Greater operational flexibility was allowed to Offshore MNCs and their Indian subsidiaries, which are exposed to currency risk arising out of current account transactions carried on in India.
The circular further allowed the following role/advantages to the Offshore Parent MNCs:
a) Right to entry into Indian Derivative
Offshore Parent MNCs or their central treasury or regional treasury, which are located outside India can now directly enter into the Indian Derivative Market through their subsidiaries without any restrictions.
b) Permission for carrying on hedge activities by the Parent MNC
With this circular, the offshore Parent MNC of the Indian Subsidiary is allowed to carry on hedging activities on behalf of the transaction risks that the Indian subsidiary is exposed to for dealing in derivative transactions.

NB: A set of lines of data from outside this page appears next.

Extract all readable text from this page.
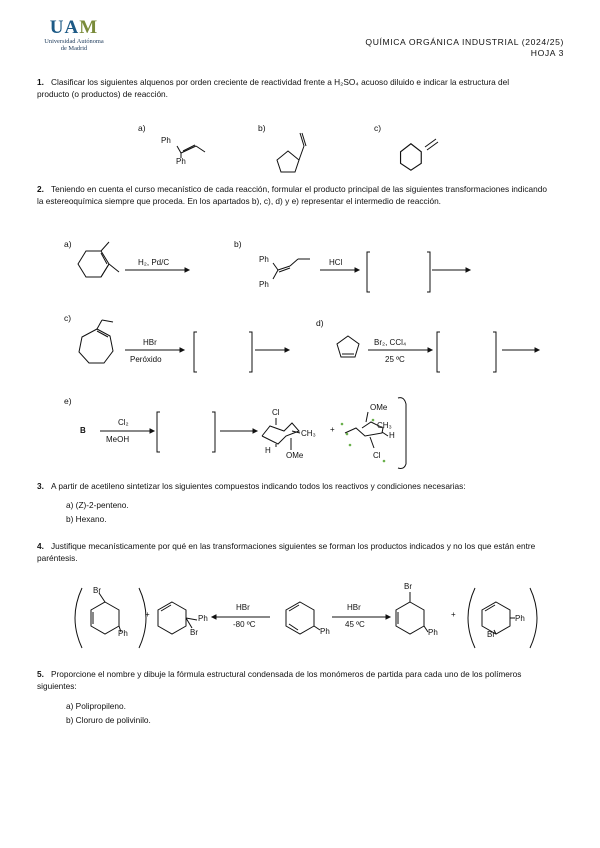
UAM
Universidad Autónoma
de Madrid
QUÍMICA ORGÁNICA INDUSTRIAL (2024/25)
HOJA 3
1. Clasificar los siguientes alquenos por orden creciente de reactividad frente a H₂SO₄ acuoso diluido e indicar la estructura del producto (o productos) de reacción.
2. Teniendo en cuenta el curso mecanístico de cada reacción, formular el producto principal de las siguientes transformaciones indicando la estereoquímica siempre que proceda. En los apartados b), c), d) y e) representar el intermedio de reacción.
3. A partir de acetileno sintetizar los siguientes compuestos indicando todos los reactivos y condiciones necesarias:
a) (Z)-2-penteno.
b) Hexano.
4. Justifique mecanísticamente por qué en las transformaciones siguientes se forman los productos indicados y no los que están entre paréntesis.
5. Proporcione el nombre y dibuje la fórmula estructural condensada de los monómeros de partida para cada uno de los polímeros siguientes:
a) Polipropileno.
b) Cloruro de polivinilo.
a)	b)	c)
Ph
Ph
a)
H₂, Pd/C
b)
Ph
Ph
HCl
c)
HBr
Peróxido
d)
Br₂, CCl₄
25 ºC
e)
B
Cl₂
MeOH
Cl
CH₃
H
OMe
+
OMe
CH₃
H
Cl
Br
Ph
+	Ph
Br
HBr
-80 ºC
Ph
HBr
45 ºC
Br
Ph
+	Ph
Br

c) Permission to take on other activities on behalf of its subsidiary
On behalf of their Indian subsidiaries, the Offshore Parent MNCs are allowed to undertake all those activities which are allowed to be undertaken by the subsidiary itself.
d) Other permissions:
Other permissions include the following:
As a result of the relaxation of norms by RBI, the performance of the Subsidiaries in the Derivative Market has considerably improved. They enjoy greater support from their Parent MNCs. Also, the Parent MNCs can perform various transactions on behalf of their subsidiaries and can also keep a close eye on the derivative transactions of its subsidiaries. As a result, the Indian Companies are able to involve in hedging transactions with the help of their MNCs. Consequently, trading is becoming more professional thus contributing towards the growth and development of the Indian Derivative Market.